Le tournant, cela a été la victoire à Metz. Là, on a su que c’était possible.
Pendant plus de la moitié de la saison, le RCL ne joue d’ailleurs pas ouvertement les premiers rôles. Les Lensois laissent le soin à Metz de malmener l’OM de Courbis et l’AS Monaco de Tigana. "C’était ma première saison en tant qu’abonné, et quelle saison ! On a tapait tous les gros à domicile, Bollaert était imprenable !", se souvient toutefois Jérémy. En deuxième partie de championnat : tout s’accélère. Lens enchaîne les victoires. "Le tournant, cela a été la victoire à Metz. Là, on a su que c’était possible", se remémore Gervais Martel. Si bien qu’à la dernière journée du championnat, Lens devance Metz de deux points. Les Sang & Or ont leur destin entre leurs pieds, au moment d’affronter l’AJ Auxerre de Guy Roux, qui lutte pour l’Europe. De son côté, Metz doit battre Lyon à domicile.
Metz champion pendant une heure
Stade de l’Abbé Deschamps, Auxerre. Plusieurs milliers de supporters Lensois ont fait le déplacement pour ce match qui doit être celui du titre. "J’avais 14 ans, et j’ai réussi à me procurer des places. Le sentiment était spécial : on se sentait invincible, littéralement", affirme Jérémy. Pourtant, le RC Lens vient alors de perdre la finale de Coupe de France contre le PSG : "On s’en fichait, on se disait qu’on allait gagner le championnat à la place. Ca ne faisait aucun doute. Toute la semaine avant ce match, il y avait une incroyable énergie positive". Gervais Martel confirme : "On avait un avantage psychologique sur Metz depuis notre victoire chez eux. On n’était pas du tout inquiets, même après la finale perdue, et même si en face c’était l’AJ Auxerre de Guy Roux".
Pourtant, les Messins vont vite donner de quoi s’inquiéter aux Lensois. Sur leur pelouse, les Lorrains ouvrent d’entrée le score par Bruno Rodriguez. Quelques minutes plus tard, Auxerre prend l’avantage grâce à Sabri Lamouchi. A ce moment de la soirée, Metz est champion. "On le savait grâce à des radios, mais on était confiant. Ce soir-là, on était plus fort qu’Auxerre et on ne pouvait pas perdre", raconte Jérémy. Sur la pelouse, les Sang & Or dominent effectivement les débats, mais loupent de trop nombreuses occasions. Inarrêtable en cette fin de saison, Tony Vairelles n’arrive pas à régler la mire. A la mi-temps, le titre file entre les doigts lensois.

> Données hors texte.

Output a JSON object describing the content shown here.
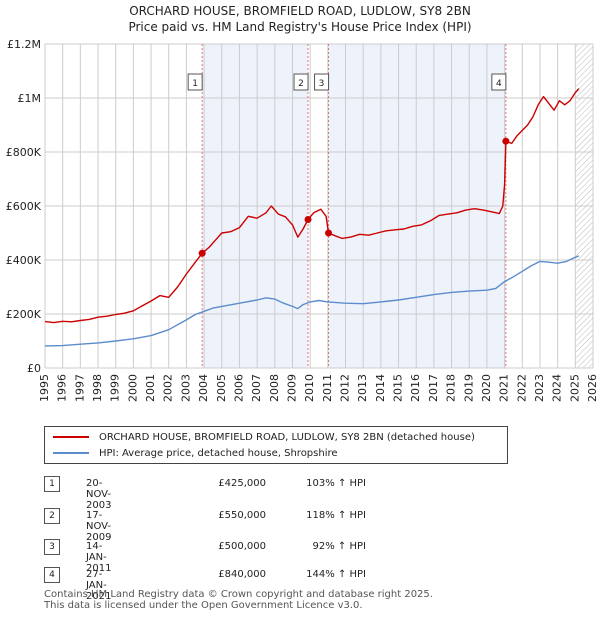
{
  "header": {
    "title": "ORCHARD HOUSE, BROMFIELD ROAD, LUDLOW, SY8 2BN",
    "subtitle": "Price paid vs. HM Land Registry's House Price Index (HPI)"
  },
  "chart_data": {
    "type": "line",
    "title": "ORCHARD HOUSE, BROMFIELD ROAD, LUDLOW, SY8 2BN",
    "subtitle": "Price paid vs. HM Land Registry's House Price Index (HPI)",
    "xlabel": "",
    "ylabel": "",
    "xlim": [
      1995,
      2026
    ],
    "ylim": [
      0,
      1200000
    ],
    "x_ticks": [
      "1995",
      "1996",
      "1997",
      "1998",
      "1999",
      "2000",
      "2001",
      "2002",
      "2003",
      "2004",
      "2005",
      "2006",
      "2007",
      "2008",
      "2009",
      "2010",
      "2011",
      "2012",
      "2013",
      "2014",
      "2015",
      "2016",
      "2017",
      "2018",
      "2019",
      "2020",
      "2021",
      "2022",
      "2023",
      "2024",
      "2025",
      "2026"
    ],
    "y_ticks": [
      {
        "value": 0,
        "label": "£0"
      },
      {
        "value": 200000,
        "label": "£200K"
      },
      {
        "value": 400000,
        "label": "£400K"
      },
      {
        "value": 600000,
        "label": "£600K"
      },
      {
        "value": 800000,
        "label": "£800K"
      },
      {
        "value": 1000000,
        "label": "£1M"
      },
      {
        "value": 1200000,
        "label": "£1.2M"
      }
    ],
    "grid": true,
    "future_from": 2025.0,
    "series": [
      {
        "name": "ORCHARD HOUSE, BROMFIELD ROAD, LUDLOW, SY8 2BN (detached house)",
        "color": "#cc0000",
        "points": [
          [
            1995.0,
            172000
          ],
          [
            1995.5,
            168000
          ],
          [
            1996.0,
            173000
          ],
          [
            1996.5,
            171000
          ],
          [
            1997.0,
            176000
          ],
          [
            1997.5,
            180000
          ],
          [
            1998.0,
            188000
          ],
          [
            1998.5,
            192000
          ],
          [
            1999.0,
            198000
          ],
          [
            1999.5,
            203000
          ],
          [
            2000.0,
            212000
          ],
          [
            2000.5,
            230000
          ],
          [
            2001.0,
            248000
          ],
          [
            2001.5,
            268000
          ],
          [
            2002.0,
            262000
          ],
          [
            2002.5,
            300000
          ],
          [
            2003.0,
            348000
          ],
          [
            2003.5,
            392000
          ],
          [
            2003.89,
            425000
          ],
          [
            2004.3,
            448000
          ],
          [
            2004.7,
            478000
          ],
          [
            2005.0,
            500000
          ],
          [
            2005.5,
            505000
          ],
          [
            2006.0,
            520000
          ],
          [
            2006.5,
            562000
          ],
          [
            2007.0,
            555000
          ],
          [
            2007.5,
            575000
          ],
          [
            2007.8,
            600000
          ],
          [
            2008.2,
            570000
          ],
          [
            2008.6,
            560000
          ],
          [
            2009.0,
            530000
          ],
          [
            2009.3,
            485000
          ],
          [
            2009.6,
            515000
          ],
          [
            2009.88,
            550000
          ],
          [
            2010.2,
            575000
          ],
          [
            2010.6,
            588000
          ],
          [
            2010.9,
            562000
          ],
          [
            2011.04,
            500000
          ],
          [
            2011.4,
            490000
          ],
          [
            2011.8,
            480000
          ],
          [
            2012.3,
            485000
          ],
          [
            2012.8,
            495000
          ],
          [
            2013.3,
            492000
          ],
          [
            2013.8,
            500000
          ],
          [
            2014.3,
            508000
          ],
          [
            2014.8,
            512000
          ],
          [
            2015.3,
            515000
          ],
          [
            2015.8,
            525000
          ],
          [
            2016.3,
            530000
          ],
          [
            2016.8,
            545000
          ],
          [
            2017.3,
            565000
          ],
          [
            2017.8,
            570000
          ],
          [
            2018.3,
            575000
          ],
          [
            2018.8,
            585000
          ],
          [
            2019.3,
            590000
          ],
          [
            2019.8,
            585000
          ],
          [
            2020.3,
            578000
          ],
          [
            2020.7,
            572000
          ],
          [
            2020.9,
            600000
          ],
          [
            2021.0,
            680000
          ],
          [
            2021.07,
            840000
          ],
          [
            2021.4,
            832000
          ],
          [
            2021.7,
            860000
          ],
          [
            2022.0,
            880000
          ],
          [
            2022.3,
            900000
          ],
          [
            2022.6,
            930000
          ],
          [
            2022.9,
            975000
          ],
          [
            2023.2,
            1005000
          ],
          [
            2023.5,
            980000
          ],
          [
            2023.8,
            955000
          ],
          [
            2024.1,
            990000
          ],
          [
            2024.4,
            975000
          ],
          [
            2024.7,
            990000
          ],
          [
            2025.0,
            1020000
          ],
          [
            2025.2,
            1035000
          ]
        ]
      },
      {
        "name": "HPI: Average price, detached house, Shropshire",
        "color": "#5b8ccc",
        "points": [
          [
            1995.0,
            82000
          ],
          [
            1996.0,
            83000
          ],
          [
            1997.0,
            88000
          ],
          [
            1998.0,
            93000
          ],
          [
            1999.0,
            100000
          ],
          [
            2000.0,
            108000
          ],
          [
            2001.0,
            120000
          ],
          [
            2002.0,
            142000
          ],
          [
            2003.0,
            178000
          ],
          [
            2003.5,
            198000
          ],
          [
            2004.0,
            210000
          ],
          [
            2004.5,
            222000
          ],
          [
            2005.0,
            228000
          ],
          [
            2006.0,
            240000
          ],
          [
            2007.0,
            252000
          ],
          [
            2007.5,
            260000
          ],
          [
            2008.0,
            255000
          ],
          [
            2008.5,
            240000
          ],
          [
            2009.0,
            228000
          ],
          [
            2009.3,
            220000
          ],
          [
            2009.6,
            235000
          ],
          [
            2010.0,
            245000
          ],
          [
            2010.5,
            250000
          ],
          [
            2011.0,
            245000
          ],
          [
            2012.0,
            240000
          ],
          [
            2013.0,
            238000
          ],
          [
            2014.0,
            245000
          ],
          [
            2015.0,
            252000
          ],
          [
            2016.0,
            262000
          ],
          [
            2017.0,
            272000
          ],
          [
            2018.0,
            280000
          ],
          [
            2019.0,
            285000
          ],
          [
            2020.0,
            288000
          ],
          [
            2020.5,
            295000
          ],
          [
            2021.0,
            320000
          ],
          [
            2021.5,
            338000
          ],
          [
            2022.0,
            358000
          ],
          [
            2022.5,
            378000
          ],
          [
            2023.0,
            395000
          ],
          [
            2023.5,
            392000
          ],
          [
            2024.0,
            388000
          ],
          [
            2024.5,
            395000
          ],
          [
            2025.0,
            410000
          ],
          [
            2025.2,
            415000
          ]
        ]
      }
    ],
    "transactions": [
      {
        "label": "1",
        "date": "20-NOV-2003",
        "x": 2003.89,
        "price_value": 425000,
        "price": "£425,000",
        "hpi": "103% ↑ HPI"
      },
      {
        "label": "2",
        "date": "17-NOV-2009",
        "x": 2009.88,
        "price_value": 550000,
        "price": "£550,000",
        "hpi": "118% ↑ HPI"
      },
      {
        "label": "3",
        "date": "14-JAN-2011",
        "x": 2011.04,
        "price_value": 500000,
        "price": "£500,000",
        "hpi": "92% ↑ HPI"
      },
      {
        "label": "4",
        "date": "27-JAN-2021",
        "x": 2021.07,
        "price_value": 840000,
        "price": "£840,000",
        "hpi": "144% ↑ HPI"
      }
    ]
  },
  "legend": {
    "items": [
      {
        "label": "ORCHARD HOUSE, BROMFIELD ROAD, LUDLOW, SY8 2BN (detached house)",
        "color": "#cc0000"
      },
      {
        "label": "HPI: Average price, detached house, Shropshire",
        "color": "#5b8ccc"
      }
    ]
  },
  "colors": {
    "period_shade": "#eef2fb",
    "grid": "#cccccc",
    "axis_text": "#222222",
    "vline": "#dd4444"
  },
  "footer": {
    "line1": "Contains HM Land Registry data © Crown copyright and database right 2025.",
    "line2": "This data is licensed under the Open Government Licence v3.0."
  }
}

Il n’y avait pas de smartphones etc à l’époque. Tout le monde profitait du moment à maximum. L’ambiance était folle.
Au retour des vestiaires, la bande des Sikora, Déhu, Ziani et Drobnjak emmenée par le druide Daniel Leclercq reprend sa domination. Mais, comme un symbole, c’est un Ch’ti, enfant du pays, qui va offrir le titre aux Lensois. Formé au club, le latéral gauche Yoann Lachor déboule dans la surface et glisse le ballon dans le but auxerrois, après une merveille de passe de Frédéric Déhu. "Là, je ne vous raconte pas l’explosion en tribunes. Pour nous, c’était plié. On était champion. On n'imaginait pas perdre ce match. Au contraire, on pensait plutôt qu’on allait en remettre un ou deux…", assure Jérémy, qui poursuit : "Il n’y avait pas de smartphones etc à l’époque. Tout le monde profitait du moment à maximum. L’ambiance était folle". Et elle le restera longtemps après le coup de sifflet final. Lens est champion de France.
En pleine nuit, Bollaert se remplit
Après avoir longuement fêté le titre avec leurs supporters présents à Auxerre, les joueurs Sang & Or reprennent l’avion direction Lens. "On a atterri à l’aéroport de Lille-Lesquin vers 1h. Et là : une marée humaine Sang & Or", n’en revient toujours pas Gervais Martel. "L’autoroute jusque Lens était bouchée. Nous, on est vite remontés d’Auxerre pour faire la fête à Lens toute la nuit", développe Jérémy. Pendant ce temps-là, le centre-ville de Lens est en folie. Et bientôt le stade Bollaert qui, à 3h du matin, fait le plein.
On arrive au stade à 3h du matin, et là on voit 30 000 personnes. Que voulez-vous ? C’est Lens. C’était incroyable, impensable.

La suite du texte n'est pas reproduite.